エピローグ

終楽日に向かう日々を、新鮮な感動と限りない憧憬をもって綴る
四季それぞれの徒然の記。

平林寺の紅葉

2016年11月20日 | ポエム
平林寺の紅葉が色づき始めた、という。
で、早速出かけてみたのだ。




色づき始め、どころでは無かった。
確かに全山が黄葉している訳ではないけれど、スポット的には見頃そのものだ。

この色づきは、その意味で半端ではない。
境内に入って、直ぐにある広場は適度な色合いであった。

それ以外では、鐘楼の周囲が素敵であった。



もう一カ所は、茅葺きの屋根を持つ堂宇が素敵であった。
寺院だから「伽藍」と云うべきか・・・。

茅葺きの屋根に投影された紅葉は、朽ちる事はなさそうであった。
けれど、朽ちると詠んだ。







「茅葺きの屋根に朽ちゆく照紅葉」







おしなべて、見頃と云っても可笑しくは無かった。
全山は、既に初冬でもあった。



色彩の魔術師、それは自然の営みである。




     荒 野人


初冬の湖

2016年11月19日 | ポエム
八ヶ岳の麓に、そっと潜んでいる湖がある。
「まるやち湖」である。



この水鏡には、八ヶ岳の全体が映り込む。
月が映り込み、さざ波が風景を揺らす。







「誰知らぬ清らかな湖冬初」






まるやち湖の畔には、慎ましくも心和む道祖神が静かに置いてある。



男女の睦まじい姿が刻まれている。
この場所から、信州・・・とりわけ安曇野あたりまではこの道祖神である。



信濃の冬の厳しさが、睦まじさを求めたのであろう。
人の温もりと伝える道祖神、である。



    荒 野人

カラマツの林に

2016年11月18日 | ポエム
かの斎藤秀雄師の作曲による。
あたかもシャンソンのように・・・。
あたかもカンツォーネのように朗々と。





テノール下村雅人さんの「落葉松」







この曲は、テノールが良く似合う。







「向かい合いからまつ落葉地を覆う」







かつてぼくはカラマツが大好きだった。
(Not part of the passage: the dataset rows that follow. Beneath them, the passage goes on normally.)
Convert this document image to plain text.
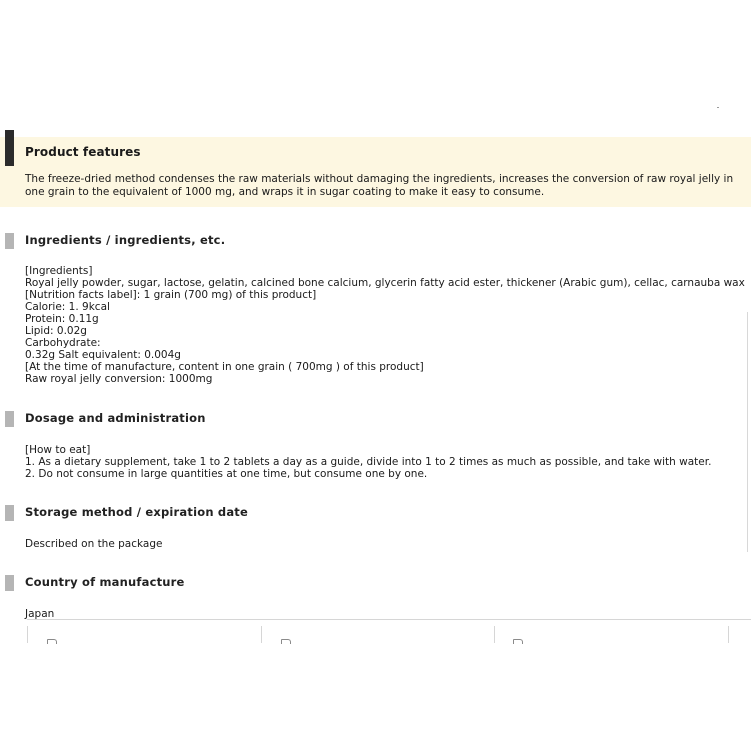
Product features
The freeze-dried method condenses the raw materials without damaging the ingredients, increases the conversion of raw royal jelly in one grain to the equivalent of 1000 mg, and wraps it in sugar coating to make it easy to consume.
Ingredients / ingredients, etc.
[Ingredients]
Royal jelly powder, sugar, lactose, gelatin, calcined bone calcium, glycerin fatty acid ester, thickener (Arabic gum), cellac, carnauba wax
[Nutrition facts label]: 1 grain (700 mg) of this product]
Calorie: 1. 9kcal
Protein: 0.11g
Lipid: 0.02g
Carbohydrate:
0.32g Salt equivalent: 0.004g
[At the time of manufacture, content in one grain ( 700mg ) of this product]
Raw royal jelly conversion: 1000mg
Dosage and administration
[How to eat]
1. As a dietary supplement, take 1 to 2 tablets a day as a guide, divide into 1 to 2 times as much as possible, and take with water.
2. Do not consume in large quantities at one time, but consume one by one.
Storage method / expiration date
Described on the package
Country of manufacture
Japan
その黄葉の見事さは秋の嚆矢である。
まして、風によって落ち続ける金色の細い葉はキラキラと美しい。

雨のように降る。
惜しみなく振る。

北原白秋も、このカラマツ落葉に魅入ったであろう。
詩心が、いたく刺激される風情である。




     荒 野人


冬バラ再び

2016年11月17日 | ポエム
冬薔薇・・・ふゆそうびを再び語ろう。
昨日の寒さの中で、冬薔薇が天を仰いだ。
空は、誠に妖しげであった。



バラの花弁は、少し汚れている。
神聖なバラの有様である。







「よこしまな空見上げいる冬薔薇」







邪な空。
ぼくは、香り立つバラ園の木の椅子に座った。



しばらくは、句作に励んだのであった。



もう一カ所のテーブルには、柚子が三つ。
蜜柑が二つ。
切り取られた断面は、新鮮であった。

其処から、生木の匂いが立ち上がった。



見上げる空は、冬の空。
邪な空であった。



白い薔薇は、どこまでも無垢であった。
冬薔薇は、いつまでも凛冽である。



     荒 野人

山眠らんとす

2016年11月16日 | ポエム
過日、南アルプスを遠望する温泉に入った。
周囲は、唐松黄葉が見頃であった。

樅の木だけが青々として、そのコントラストに見入ってしまった。
野天風呂は、豊かな湯量で身体を癒してくれた。
遠望すると、南アルプスはもう眠りに入ろうとしてる。



頂上に雪をいただいた勇姿は、正しく冬の佇まいであった。
麓から中腹にかけては、装う秋の名残があった。



街は、静謐に包まれている。
短い秋を惜しむかのように、煙っていたのであった。



視線を左に振ると、富士山が微かに見えた。
富士山は、確かに眠っていた。
従える甲府盆地は、あくまでも静かであった。







「明けもせず粛々と山眠らんとす」







帰途、双葉町のサービスエリアで富士山を眺めた。
富士山も、その従えられている山脈も冬に入らんとしていた。

短い秋は、冬の寒さを予感させつつ冬に入っている。
冬隣という季語が無かった、2016年の11月である。